Bonebrake Timothy C, Yau Eugene Yu Hin
School of Biological Sciences, The University of Hong Kong, Hong Kong SAR, China.
J Anim Ecol. 2025 Oct;94(10):1900-1903. doi: 10.1111/1365-2656.70138. Epub 2025 Sep 11.
Research Highlight: Guilbault, E., Sihvonen, P., Suuronen A., Huikkonen, I.-M., Pöyry, J., Laine, A.-L., Roslin, T., Saastamoinen, M., Vanhatalo, J. (2025). Strong context dependence in the relative importance of climate and habitat on nation-wide macro-moth community changes. Journal of Animal Ecology, https://doi.org/10.1111/1365-2656.70107. Distributions of species are linked directly to extinction risk. Different threats can drive range contractions and reshape biodiversity patterns, yet their relative importance is rarely apparent. Additionally, the spatial and temporal distributions of species-and the resulting biodiversity patterns-are often incomplete or biased in existing datasets. Guilbault et al. (2025) present a productive framework to analyse biodiversity-monitoring data with spatiotemporal gaps by combining joint species distribution modelling (jSDM) with variance partitioning. Using a Finnish moth monitoring dataset, they demonstrate the effectiveness of this approach in identifying the dominant drivers of (and potentially, threats to) species' distributions. Their results reveal how these drivers vary across environments (environmental dependency) and between moths with different functional traits (functional dependency). Expanding this analytical framework to additional datasets with broad spatial and/or temporal coverage will further our understanding of how threats to biodiversity vary across time and space. Advances in modelling methods and the growing availability of high-quality data are substantially improving our capability to pinpoint and address threats to biodiversity-we hope that by leveraging results from such efforts, we may increase capacity for managing these threats to slow biodiversity loss.

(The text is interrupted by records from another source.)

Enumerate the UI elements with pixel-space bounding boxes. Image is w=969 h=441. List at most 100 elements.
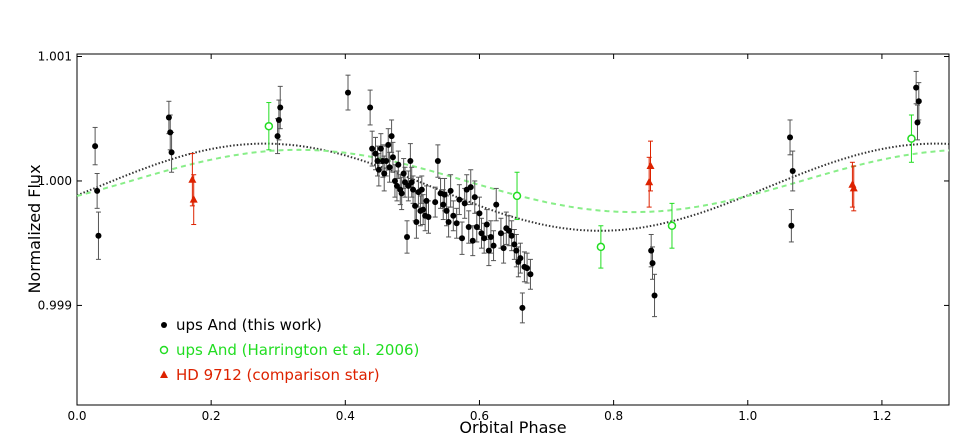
data-point-this_work	[459, 235, 466, 242]
legend-label-comparison: HD 9712 (comparison star)	[176, 366, 380, 384]
data-point-this_work	[511, 241, 518, 248]
legend-marker-harrington	[159, 345, 169, 355]
data-point-comparison	[188, 175, 197, 183]
y-tick-label: 0.999	[38, 298, 72, 312]
data-point-this_work	[372, 150, 379, 157]
data-point-this_work	[467, 184, 474, 191]
data-point-comparison	[645, 177, 654, 186]
data-point-this_work	[483, 221, 490, 228]
data-point-this_work	[787, 134, 794, 141]
data-point-this_work	[469, 237, 476, 244]
x-tick-label: 1.0	[738, 409, 757, 423]
data-point-this_work	[391, 177, 398, 184]
data-point-harrington	[264, 121, 274, 131]
x-tick-label: 0.4	[336, 409, 355, 423]
data-point-this_work	[277, 104, 284, 111]
legend-marker-comparison	[160, 370, 168, 378]
data-point-this_work	[913, 84, 920, 91]
data-point-this_work	[92, 143, 99, 150]
data-point-this_work	[94, 187, 101, 194]
data-points	[92, 84, 922, 311]
data-point-this_work	[481, 235, 488, 242]
data-point-this_work	[461, 200, 468, 207]
data-point-this_work	[476, 210, 483, 217]
data-point-this_work	[398, 190, 405, 197]
data-point-this_work	[485, 247, 492, 254]
data-point-this_work	[407, 158, 414, 165]
data-point-harrington	[907, 134, 916, 143]
fit-curve-harrington	[76, 148, 950, 214]
data-point-this_work	[388, 133, 395, 140]
data-point-this_work	[165, 114, 172, 121]
error-bars	[92, 70, 922, 324]
plot-frame	[76, 53, 950, 406]
data-point-this_work	[478, 230, 485, 237]
data-point-this_work	[527, 271, 534, 278]
y-tick-label: 1.000	[38, 174, 72, 188]
legend-marker-this_work	[161, 322, 167, 328]
legend-label-this_work: ups And (this work)	[176, 316, 322, 334]
data-point-this_work	[524, 265, 531, 272]
data-point-this_work	[500, 245, 507, 252]
data-point-this_work	[400, 170, 407, 177]
data-point-this_work	[95, 232, 102, 239]
data-point-this_work	[456, 196, 463, 203]
x-tick-label: 1.2	[872, 409, 891, 423]
data-point-this_work	[434, 158, 441, 165]
data-point-this_work	[465, 224, 472, 231]
data-point-this_work	[410, 186, 417, 193]
data-point-this_work	[385, 141, 392, 148]
data-point-this_work	[432, 199, 439, 206]
data-point-this_work	[649, 260, 656, 267]
data-point-this_work	[389, 154, 396, 161]
legend-label-harrington: ups And (Harrington et al. 2006)	[176, 341, 419, 359]
data-point-this_work	[168, 149, 175, 156]
data-point-this_work	[274, 133, 281, 140]
x-tick-label: 0.6	[470, 409, 489, 423]
data-point-this_work	[493, 201, 500, 208]
fit-curve-this_work	[76, 142, 950, 232]
x-tick-label: 0.8	[604, 409, 623, 423]
data-point-this_work	[367, 104, 374, 111]
data-point-this_work	[453, 220, 460, 227]
fit-curves	[76, 142, 950, 232]
data-point-harrington	[512, 191, 522, 201]
data-point-this_work	[490, 242, 497, 249]
data-point-this_work	[443, 207, 450, 214]
data-point-this_work	[450, 212, 457, 219]
data-point-this_work	[395, 161, 402, 168]
x-axis-ticks: 0.0 0.2 0.4 0.6 0.8 1.0 1.2	[67, 54, 891, 423]
data-point-this_work	[447, 187, 454, 194]
data-point-this_work	[425, 214, 432, 221]
data-point-this_work	[471, 194, 478, 201]
data-point-this_work	[275, 116, 282, 123]
data-point-this_work	[404, 233, 411, 240]
data-point-harrington	[667, 221, 677, 231]
data-point-this_work	[648, 247, 655, 254]
x-tick-label: 0.2	[202, 409, 221, 423]
data-point-comparison	[189, 195, 198, 203]
legend: ups And (this work) ups And (Harrington e…	[159, 316, 419, 384]
data-point-this_work	[381, 170, 388, 177]
data-point-comparison	[849, 183, 858, 192]
data-point-this_work	[408, 179, 415, 186]
data-point-this_work	[517, 255, 524, 262]
data-point-this_work	[420, 206, 427, 213]
data-point-this_work	[789, 168, 796, 174]
data-point-this_work	[915, 98, 922, 105]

吉尔博(Guilbault, E.)、西霍宁(Sihvonen, P.)、苏罗宁(Suuronen A.)、胡伊科宁(Huikkonen, I.-M.)、佩里(Pöyry, J.)、莱恩(Laine, A.-L.)、罗斯林(Roslin, T.)、萨斯塔莫伊宁(Saastamoinen, M.)、瓦纳塔洛(Vanhatalo, J.)(2025年)。气候和栖息地对全国范围内大型蛾类群落变化的相对重要性存在强烈的背景依赖性。《动物生态学杂志》,https://doi.org/10.1111/1365 - 2656.70107。物种分布直接与灭绝风险相关。不同的威胁可导致分布范围缩小并重塑生物多样性模式,但其相对重要性却很少明晰。此外,物种的时空分布以及由此产生的生物多样性模式在现有数据集中往往不完整或存在偏差。吉尔博等人(2025年)提出了一个有效的框架,通过将联合物种分布模型(jSDM)与方差分解相结合来分析存在时空缺口的生物多样性监测数据。利用芬兰蛾类监测数据集,他们证明了该方法在识别物种分布的主要驱动因素(以及潜在威胁)方面的有效性。他们的结果揭示了这些驱动因素如何在不同环境中变化(环境依赖性)以及在具有不同功能特征的蛾类之间如何变化(功能依赖性)。将这个分析框架扩展到具有广泛空间和/或时间覆盖范围的其他数据集,将进一步加深我们对生物多样性威胁如何随时间和空间变化的理解。建模方法的进步以及高质量数据可用性的不断提高,正在大幅提升我们精准定位和应对生物多样性威胁的能力——我们希望通过利用这些努力的成果,提高管理这些威胁的能力,以减缓生物多样性丧失。